The authors also suggest some defenses and practical recommendations to improve the security and robustness of the Large Language Models. Below are excerpts from the paper itself, where the authors discuss various defenses and practical recommendations. Note that these excerpts have been edited for brevity.

Identify and remove poisoned samples from the training set

To mitigate poisoning, one approach is to identify and remove poisoned samples from the training set. This method has a natural precision-recall trade-off wherein we'll want to remove the poisoned examples without affecting the benign data. Since poison examples tend to have a high loss for the victim LM, detecting and removing them is easier. Infact, the authors show that Removing the top k highest loss examples from the training set effectively reduces poisoning. The method can remove 50% of the poison examples while removing 6.3% of the training set

However, something to keep in mind is that such a defense is susceptible to which model checkpoint is used to measure the loss.

If you train too long on the data, the poison examples become a low loss. However, if you train too little, all examples become high loss.

2. Prematurely stop training or use a lower learning rate

Another plausible approach suggested by the authors is to prematurely stop training or use a lower learning rate to achieve a moderate defense against poisoning at the cost of some accuracy.
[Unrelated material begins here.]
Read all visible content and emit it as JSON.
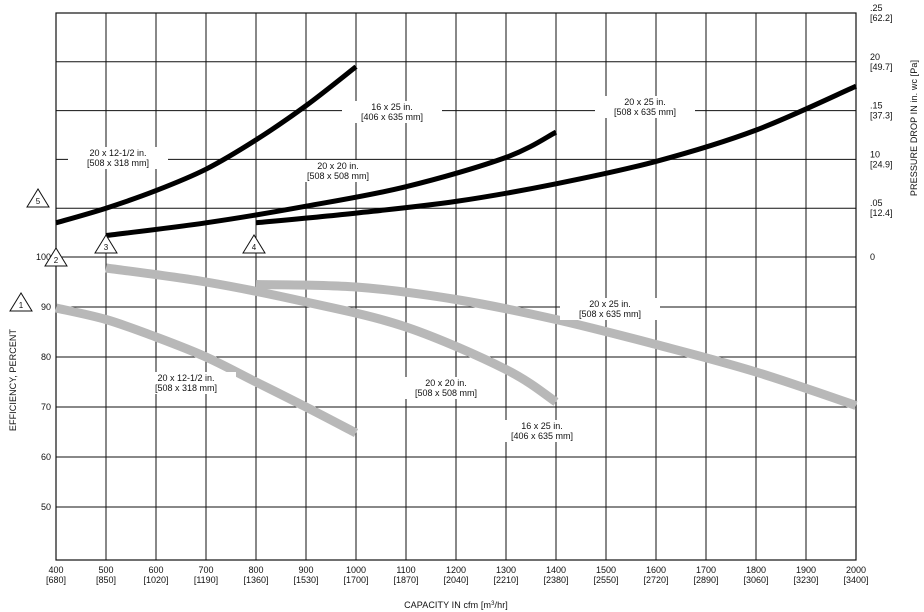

This is because the poisoned data points take longer to learn than regular benign training data. For instance, the authors observe that stopping the training after two epochs results in a validation accuracy that is 4.5% lower than after ten epochs. Still, the poison effectiveness is only 21.4% compared to 92.8%.

Final Thoughts

The authors have done an excellent job of highlighting the potential weaknesses of language models and the potential hazards of deploying these models without adequate safeguards. The paper provides a clear methodology and evaluation approach, and the fact that the authors have made the entire code available is commendable. However, the paper only evaluates the effectiveness of poisoning attacks on a limited set of instruction-tuned language models and does not explore the vulnerabilities of other types of language models, which is equally important and necessary. Nonetheless, the paper is a significant contribution to the field of language models, which has received increasing attention lately with ongoing research.
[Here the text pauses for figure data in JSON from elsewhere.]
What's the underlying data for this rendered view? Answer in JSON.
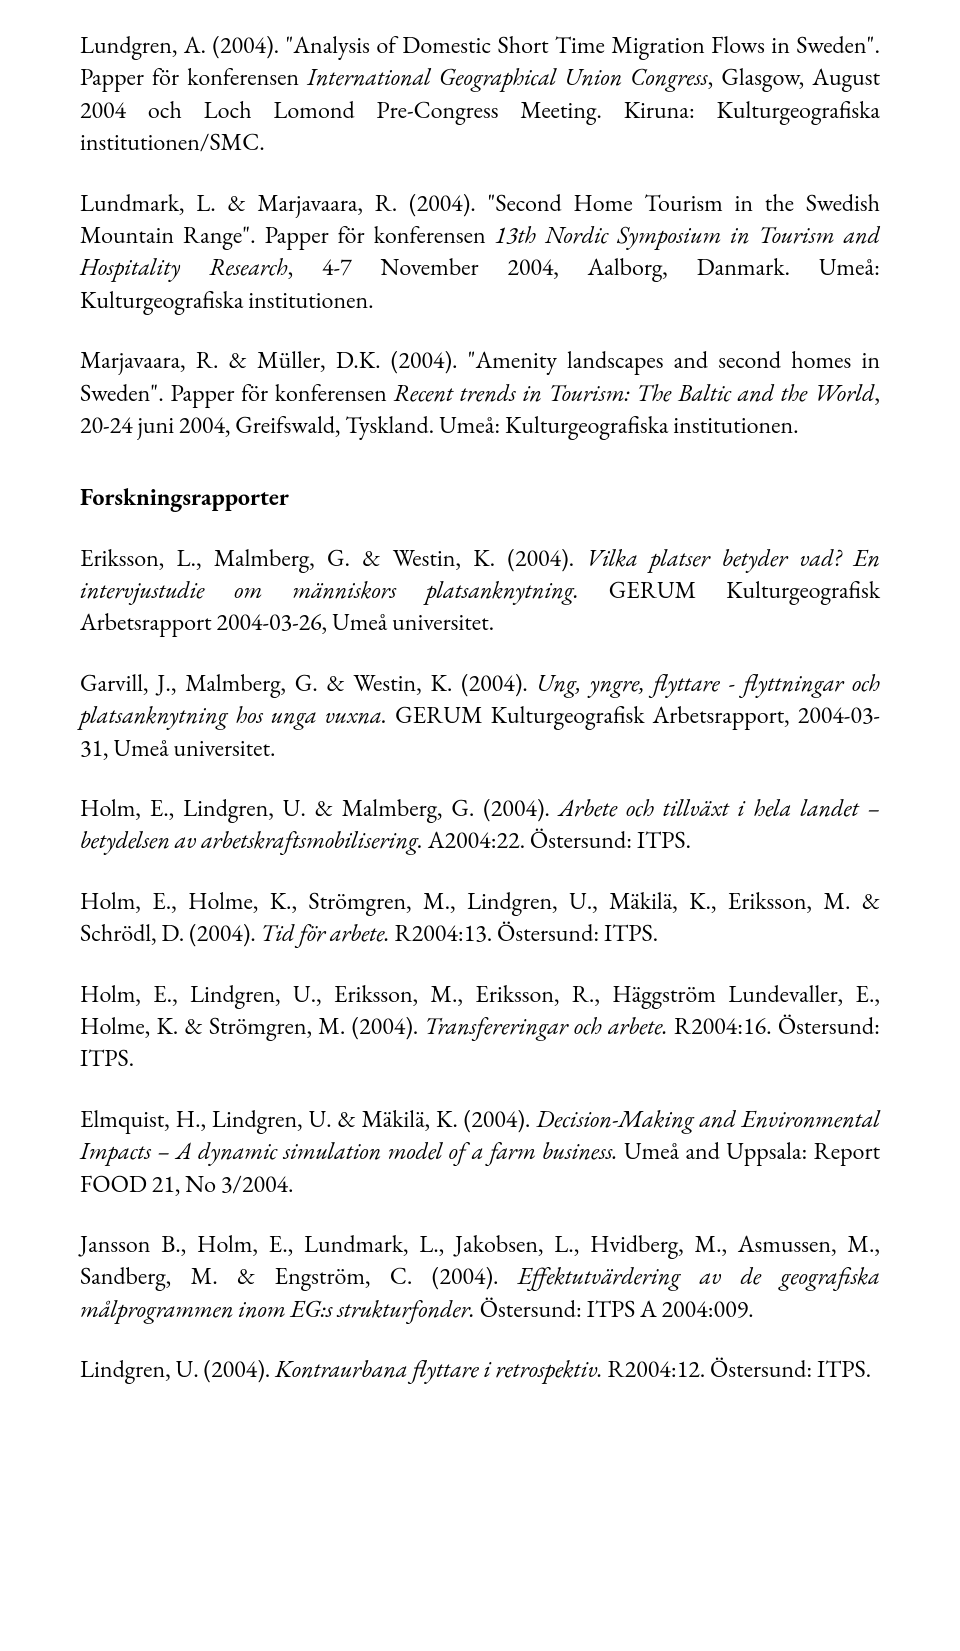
{
  "paragraphs": [
    {
      "segments": [
        {
          "text": "Lundgren, A. (2004). \"Analysis of Domestic Short Time Migration Flows in Sweden\". Papper för konferensen ",
          "style": "normal"
        },
        {
          "text": "International Geographical Union Congress",
          "style": "italic"
        },
        {
          "text": ", Glasgow, August 2004 och Loch Lomond Pre-Congress Meeting. Kiruna: Kulturgeografiska institutionen/SMC.",
          "style": "normal"
        }
      ]
    },
    {
      "segments": [
        {
          "text": "Lundmark, L. & Marjavaara, R. (2004). \"Second Home Tourism in the Swedish Mountain Range\". Papper för konferensen ",
          "style": "normal"
        },
        {
          "text": "13th Nordic Symposium in Tourism and Hospitality Research",
          "style": "italic"
        },
        {
          "text": ", 4-7 November 2004, Aalborg, Danmark. Umeå: Kulturgeografiska institutionen.",
          "style": "normal"
        }
      ]
    },
    {
      "segments": [
        {
          "text": "Marjavaara, R. & Müller, D.K. (2004). \"Amenity landscapes and second homes in Sweden\". Papper för konferensen ",
          "style": "normal"
        },
        {
          "text": "Recent trends in Tourism: The Baltic and the World",
          "style": "italic"
        },
        {
          "text": ", 20-24 juni 2004, Greifswald, Tyskland. Umeå: Kulturgeografiska institutionen.",
          "style": "normal"
        }
      ]
    }
  ],
  "heading": "Forskningsrapporter",
  "reports": [
    {
      "segments": [
        {
          "text": "Eriksson, L., Malmberg, G. & Westin, K. (2004). ",
          "style": "normal"
        },
        {
          "text": "Vilka platser betyder vad? En intervjustudie om människors platsanknytning.",
          "style": "italic"
        },
        {
          "text": " GERUM Kulturgeografisk Arbetsrapport 2004-03-26, Umeå universitet.",
          "style": "normal"
        }
      ]
    },
    {
      "segments": [
        {
          "text": "Garvill, J., Malmberg, G. & Westin, K. (2004). ",
          "style": "normal"
        },
        {
          "text": "Ung, yngre, flyttare - flyttningar och platsanknytning hos unga vuxna.",
          "style": "italic"
        },
        {
          "text": " GERUM Kulturgeografisk Arbetsrapport, 2004-03-31, Umeå universitet.",
          "style": "normal"
        }
      ]
    },
    {
      "segments": [
        {
          "text": "Holm, E., Lindgren, U. & Malmberg, G. (2004). ",
          "style": "normal"
        },
        {
          "text": "Arbete och tillväxt i hela landet – betydelsen av arbetskraftsmobilisering.",
          "style": "italic"
        },
        {
          "text": " A2004:22. Östersund: ITPS.",
          "style": "normal"
        }
      ]
    },
    {
      "segments": [
        {
          "text": "Holm, E., Holme, K., Strömgren, M., Lindgren, U., Mäkilä, K., Eriksson, M. & Schrödl, D. (2004). ",
          "style": "normal"
        },
        {
          "text": "Tid för arbete.",
          "style": "italic"
        },
        {
          "text": " R2004:13. Östersund: ITPS.",
          "style": "normal"
        }
      ]
    },
    {
      "segments": [
        {
          "text": "Holm, E., Lindgren, U., Eriksson, M., Eriksson, R., Häggström Lundevaller, E., Holme, K. & Strömgren, M. (2004). ",
          "style": "normal"
        },
        {
          "text": "Transfereringar och arbete.",
          "style": "italic"
        },
        {
          "text": " R2004:16. Östersund: ITPS.",
          "style": "normal"
        }
      ]
    },
    {
      "segments": [
        {
          "text": "Elmquist, H., Lindgren, U. & Mäkilä, K. (2004). ",
          "style": "normal"
        },
        {
          "text": "Decision-Making and Environmental Impacts – A dynamic simulation model of a farm business.",
          "style": "italic"
        },
        {
          "text": " Umeå and Uppsala: Report FOOD 21, No 3/2004.",
          "style": "normal"
        }
      ]
    },
    {
      "segments": [
        {
          "text": "Jansson B., Holm, E., Lundmark, L., Jakobsen, L., Hvidberg, M., Asmussen, M., Sandberg, M. & Engström, C. (2004). ",
          "style": "normal"
        },
        {
          "text": "Effektutvärdering av de geografiska målprogrammen inom EG:s strukturfonder.",
          "style": "italic"
        },
        {
          "text": " Östersund: ITPS A 2004:009.",
          "style": "normal"
        }
      ]
    },
    {
      "segments": [
        {
          "text": "Lindgren, U. (2004). ",
          "style": "normal"
        },
        {
          "text": "Kontraurbana flyttare i retrospektiv.",
          "style": "italic"
        },
        {
          "text": " R2004:12. Östersund: ITPS.",
          "style": "normal"
        }
      ]
    }
  ]
}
As the popularity of language models grows, so does their vulnerability to attacks, which can significantly impact their safety. There are numerous examples of hackers using ChatGPT to breach advanced cybersecurity software. While some big tech companies have tried to address security issues, such as OpenAI's Bug Bounty Program and the HackAPrompt competition, much work still needs to be done to develop effective defenses against language model attacks.